Journalism
Creative Review - Wake up and smell the cardigan
A review of Andrew Cracknell's, The Real Mad Men
I have a suspicion that Andrew Cracknell’s book, The Real Mad Men, may have had a
previous life under a different name – probably something pleasantly single-minded like ‘The
Creative Revolution’. This book, a meticulously researched, engagingly written, labour of love,
might have languished forever in the slush-piles of Bloomsbury. But then along came the hit
series, Mad Men, and some bright spark at Quercus had brainwave: change the title, add the
appropriate graphical cues to the cover, a sprinkling of quotes from Don Draper and Peggy
Olsen, and, hey presto, what we have here is an eminently saleable cash-in book.
I mention this, not because these features ruin the book, but because the Mad Men schtick
stands out in a familiar way: it has that client-mandate feel. It serves a purpose, but one that
is irrelevant to the thrust of the narrative. And this is ironic given Cracknell’s subject matter: an
extraordinary period, when a few agencies were trusted to do their jobs with relatively little client
intervention and, much to everyone’s amazement, it worked.

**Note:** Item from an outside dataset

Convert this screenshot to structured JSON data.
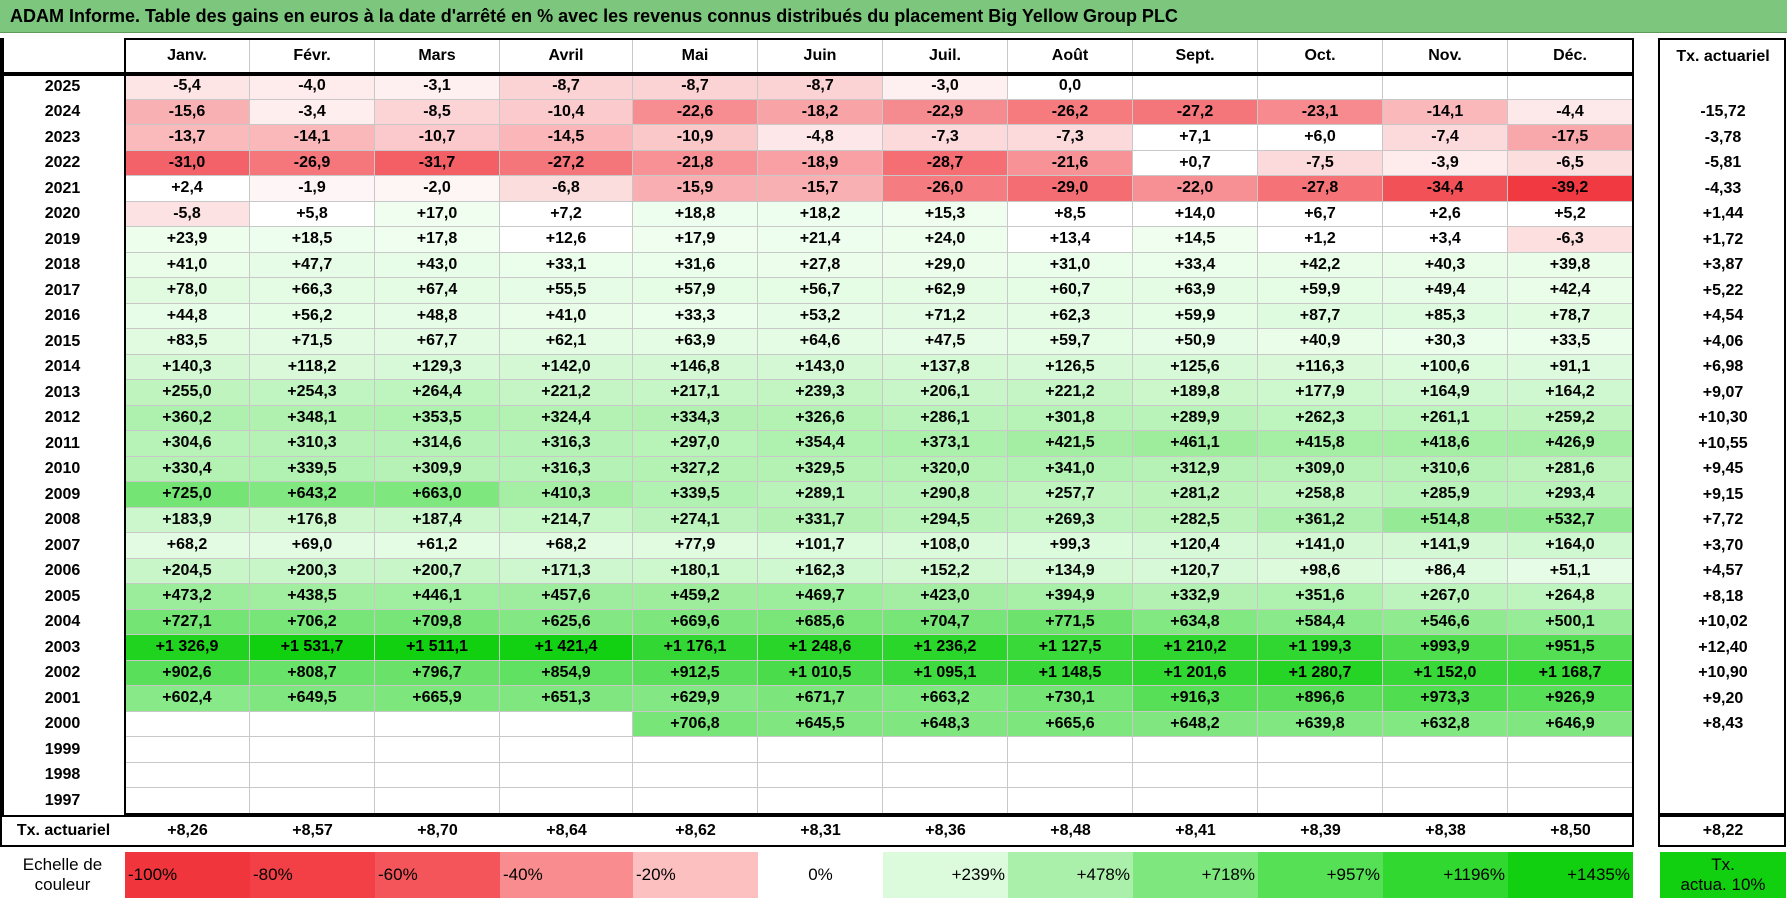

How did they do it? We learn that when pitching for the Avis business Bernbach made a few
simple demands: ‘What you have to do is let us have 90 days to learn your business, and then
you run every ad where we tell you to put it and just as we write it. You don’t change a thing.’
The result was We Try Harder, a frank admission of Avis’s market position geared into a brilliant
piece of strategic thinking. No one stopped DDB running the campaign because it seemed ‘a
little bit negative’ and Avis turned a three million dollar loss into a three million profit in a single year.
Nor was this the only example of chutzpah in action. Cracknell tells us, ‘DDB’s head of art
Helmut Krone believed that including logos in ads was unimportant, a turn-off in fact, because
as soon as a logo hit the retina it signals ‘advertisement’ and thus becomes an invitation to
turn the page.’ He even managed to pass this conviction on to clients, using the very sensible
argument that the Beetle was so iconic that it could serve in place of the VW logotype. And what
return did they get on this investment of faith? Did confused consumers run screaming through
the streets burning VW franchises? No, their sales continued to rise steadily.
So the good guys were victorious, they proved their point and the industry moved forward,
building on their brilliant discoveries? Well, no. As any modern creative will tell you, these
battles, decisively won in the 50s are routinely lost today. We’re like doctors who have to prove
the effectiveness of antibiotics, every time we want to prescribe penicillin.
Who’s to blame for this appalling state of affairs? Cracknell frames one villain: Marion Harper, a
visionary wonk who rose from the post room of McCann to become head of his own think-tank,
the Institute of Communications Research. From there he hatched his evil masterplan: several
agencies owned by the same company, with functions like research and production shared
between them all. And so the holding company was born.
It is with these, and with trend for stock market flotation, that Cracknell places the blame for the
revanchist tendency that succeeded the creative revolution. As he puts it, ‘creative endeavour
will never fully flourish when the only imperative is profit’. While this is self-evident, I don’t think
explains his story. After all, as he notes, when competently managed most of the creative
agencies of the 60s were hugely profitable. Because good creative advertising is profitable.
So why did the clients take the extraordinary risks that made these particular ad men and
women famous? Why was Mary Wells allowed to repaint Braniff’s aircraft in colours usually
reserved for transvestites’ poodles? And, why when George Lois pointed at a layout and
said ‘And if you don’t buy this, you can kiss my ass,’ did the majority of his clients agree to his demands?
I believe there is a reason, and it has nothing to do with the peculiarly unappetising state of
Lois’s behind. While, as Cracknell notes, the creative revolution advertising was just one aspect
of a wider creative explosion, Helmut Krone’s layouts have far more in common with the ads
that preceded them, than with Andy Warhol’s soup cans or John Coltrane’s sax. The important
thing about the 50s wasn’t their effect on advertising creatives, but on their clients’ attitude to
advertising creatives. During this brief period of cultural upheaval, perhaps unique in history, the
only guy who looked like he knew what was going on, was the guy wearing the cardigan.